Allá donde lea, allá donde mire, hay una dieta acechándome: “Cómo deshacerte de 5 kilos en un mes”, “Top 7 alimentos para perder peso en verano”, “Adelgaza sin esfuerzo”. Los escaparates de las farmacias son un cuadro flamenco: potingues para drenar, para saciar, para perder el doble comiendo lo mismo.

Da igual si tienes gripe o la varicela. Tú adelgaza y verás qué bien. Adelgazar es el súmmum, la piedra filosofal, el Eureka universal.

Las fotos que adornan esos productos son de mujeres que, evidentemente, no necesitan régimen alguno. Aunque, bien pensado, ¿quién lo necesita? Según los anuncios: TODAS. Porque ninguno te detalla que si tu porcentaje de grasa corporal está por encima del 45% entonces deberías acudir a un nutricionista. NO, NO, NO. Seas como seas, mejor estarás si pierdes.

Incluso el mundo zen se ha contagiado de la fiebre anti-kilos.
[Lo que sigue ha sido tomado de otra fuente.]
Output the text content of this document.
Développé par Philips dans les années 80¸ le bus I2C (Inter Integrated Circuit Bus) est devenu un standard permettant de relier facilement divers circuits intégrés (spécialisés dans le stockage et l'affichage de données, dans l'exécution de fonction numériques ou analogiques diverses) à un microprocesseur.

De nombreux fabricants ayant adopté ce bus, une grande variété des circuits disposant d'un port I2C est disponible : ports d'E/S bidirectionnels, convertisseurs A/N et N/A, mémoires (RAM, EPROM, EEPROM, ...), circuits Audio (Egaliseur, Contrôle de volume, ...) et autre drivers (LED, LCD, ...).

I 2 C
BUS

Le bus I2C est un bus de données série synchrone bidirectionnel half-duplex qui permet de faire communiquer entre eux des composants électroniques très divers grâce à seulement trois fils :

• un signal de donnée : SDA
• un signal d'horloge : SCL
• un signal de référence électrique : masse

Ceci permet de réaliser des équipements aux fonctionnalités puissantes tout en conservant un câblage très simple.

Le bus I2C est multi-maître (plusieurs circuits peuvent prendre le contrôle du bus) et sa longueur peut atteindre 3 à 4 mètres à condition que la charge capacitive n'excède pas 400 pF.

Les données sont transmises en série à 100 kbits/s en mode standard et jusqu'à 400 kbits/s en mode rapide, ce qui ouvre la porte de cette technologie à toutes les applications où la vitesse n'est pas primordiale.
Buscando la tan ansiada paz interior, una hojea las revistas de yoga y resulta que también nos aleccionan sobre cómo deshacernos de nuestras lorzas (las tengamos o no). Lo de la relajación y la conexión con uno mismo ya no es suficiente: si quieres alcanzar el Nirvana, rebaja peso, guapa. Es un hecho: la operación bikini nos devora. O al menos lo intenta.

Y si nosotras hemos de quedarnos cual raspa, ellos deberían ponerse cachas, pero mucho. No hay más que ver los titulares de las revistas masculinas: cómo marcar abdominales, cómo resistir una maratón, cómo conseguir el cuerpo de Thor. Las chicas flacas, los chicos cachas. No voy a entrar en el trasfondo de esta diferencia, esa será otra columna.

Da igual si te quedas chupada por un mal de amores o porque tienes un estrés del copón. Perder es lo suyo. Flaca es bien. Los kilos son caca. Son Satanás.

Las noticias publican que Instagram y Snapchat son las redes sociales que más han contribuido a jorobar la autoestima de los usuarios. Y digo yo que muy bien no estarían las bases del autoamor para que unas fotos en tu pantalla te hagan dudar sobre tu valía como ser humano. Cotilleando las fotos de Gisele Bündchen jamás se me ocurriría dejar de comer para ser como ella. La observo como el fenómeno paranormal que es, con la misma admiración con la que disfruto las pelis de superhéroes. Y con la misma incredulidad. Nunca tendré reflejos arácnidos ni el culo de la brasileña. Fin de la historia.

Quizás el debate debería centrarse en quién está mirando la pantalla y no de quién o cómo es la foto de marras. Cuando la inmensa mayoría de los menores se pasan el día con la nariz pegada a un teléfono o cualquier otro aparatito, nos exponemos a criar una generación de personas sin capacidad de observación, ni del mundo, ni de su persona. Lo virtual y lo real se confunden en esos cerebritos a medio formar. Y eso no es culpa ni de la flaca, ni de la gorda, ni de Zuckerberg, sino de algunos progenitores.

Pero ojito, que si llegas al cuerpo soñado (sea lo que sea eso) ni se te ocurra hacerte una foto y subirla a tus redes sociales. Exhibicionista. Creída. Que vas a traumatizar a las niñas. La anorexia es toda culpa tuya, maldita. No hay más que ver la que le liaron a Ana Guerra en “Amigas y conocidas” por colgar una foto con bikini en su Instagram. La próxima vez que te bañes en la piscina, ponte un neopreno o una túnica, que enseñar carne no es feminista. Yo ando preocupadísima por si he de pasar del topless al burka para no autocosificarme. Con lo bonito que es bañarse en pelotas. Eso también será otra columna.

Para el tema de las fotos ligerita de ropa en redes es casi mejor que te sobren treinta o cuarenta kilos, porque entonces te conviertes en Body Positive y eso sí que lo mola todo. Pero tampoco en ese caso deberías pasarte mucho con la exhibición, vaya a ser que a la gente le dé envidia y provoques una epidemia de obesidad.

Las delgadas traumatizan, las gordas fomentan los malos hábitos. Vaya lío. Normal que muchos no sepan qué pensar, ni qué pesar. Si adelgazar, engordar o quedarse como están.

Yo, de momento, ni me lo planteo. Afortunadamente.